The National Highway Traffic Safety Administration (NHTSA) has created an optional timeline that aims to get features like this in every new car by 2022. For the most part, automakers are going along with the timeline, partly because customers are already asking for these features. Some safety advocates are concerned, however, that safety features are not coming soon enough. This could come at the cost of lives.
Could Driver Safety Features Be Coming Faster?
The Center for Auto Safety is filing a lawsuit that aims to pressure the NHTSA to require the changes in new cars. From their perspective, if the technology is ready and working, waiting to require it will only mean more car crashes. The lawsuit estimates that requiring technologies such as forward-collision warning could save as many as 110 lives a year.

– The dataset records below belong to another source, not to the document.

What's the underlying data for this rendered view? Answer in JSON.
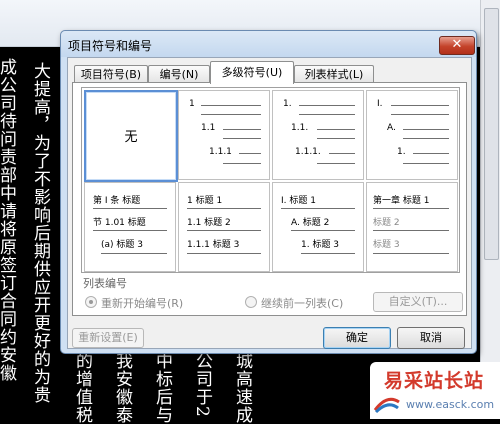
{
  "background": {
    "columns_left": [
      "成公司待问责部中请将原签订合同约安徽",
      "大提高，为了不影响后期供应开更好的为贵"
    ],
    "columns_bottom": [
      "的增值税",
      "我安徽泰",
      "中标后与",
      "公司于2",
      "城高速成"
    ]
  },
  "watermark": {
    "text": "易采站长站",
    "url": "www.easck.com"
  },
  "dialog": {
    "title": "项目符号和编号",
    "close_label": "✕",
    "tabs": [
      {
        "label": "项目符号(B)"
      },
      {
        "label": "编号(N)"
      },
      {
        "label": "多级符号(U)"
      },
      {
        "label": "列表样式(L)"
      }
    ],
    "gallery": {
      "none_label": "无",
      "cells": [
        {
          "lines": [
            "1",
            "1.1",
            "1.1.1"
          ]
        },
        {
          "lines": [
            "1.",
            "1.1.",
            "1.1.1."
          ]
        },
        {
          "lines": [
            "I.",
            "A.",
            "1."
          ]
        },
        {
          "lines": [
            "第 I 条 标题",
            "节 1.01 标题",
            "(a) 标题 3"
          ]
        },
        {
          "lines": [
            "1 标题 1",
            "1.1 标题 2",
            "1.1.1 标题 3"
          ]
        },
        {
          "lines": [
            "I. 标题 1",
            "A. 标题 2",
            "1. 标题 3"
          ]
        },
        {
          "lines": [
            "第一章 标题 1",
            "标题 2",
            "标题 3"
          ]
        }
      ]
    },
    "list_numbering_label": "列表编号",
    "restart_label": "重新开始编号(R)",
    "continue_label": "继续前一列表(C)",
    "customize_label": "自定义(T)...",
    "reset_label": "重新设置(E)",
    "ok_label": "确定",
    "cancel_label": "取消"
  }
}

On the other hand, pushing for faster improvement might also bring up the cost of cars. Additionally, if carmakers continue to add safety features, some argue that stricter requirements might only rush an improvement process that is already happening.
Issues like this are an important subject of debate, as we decide how quickly to add new safety improvements on the road. What do you think? Should regulators be pushing harder for new car safety features, or are automakers already going as fast as they can?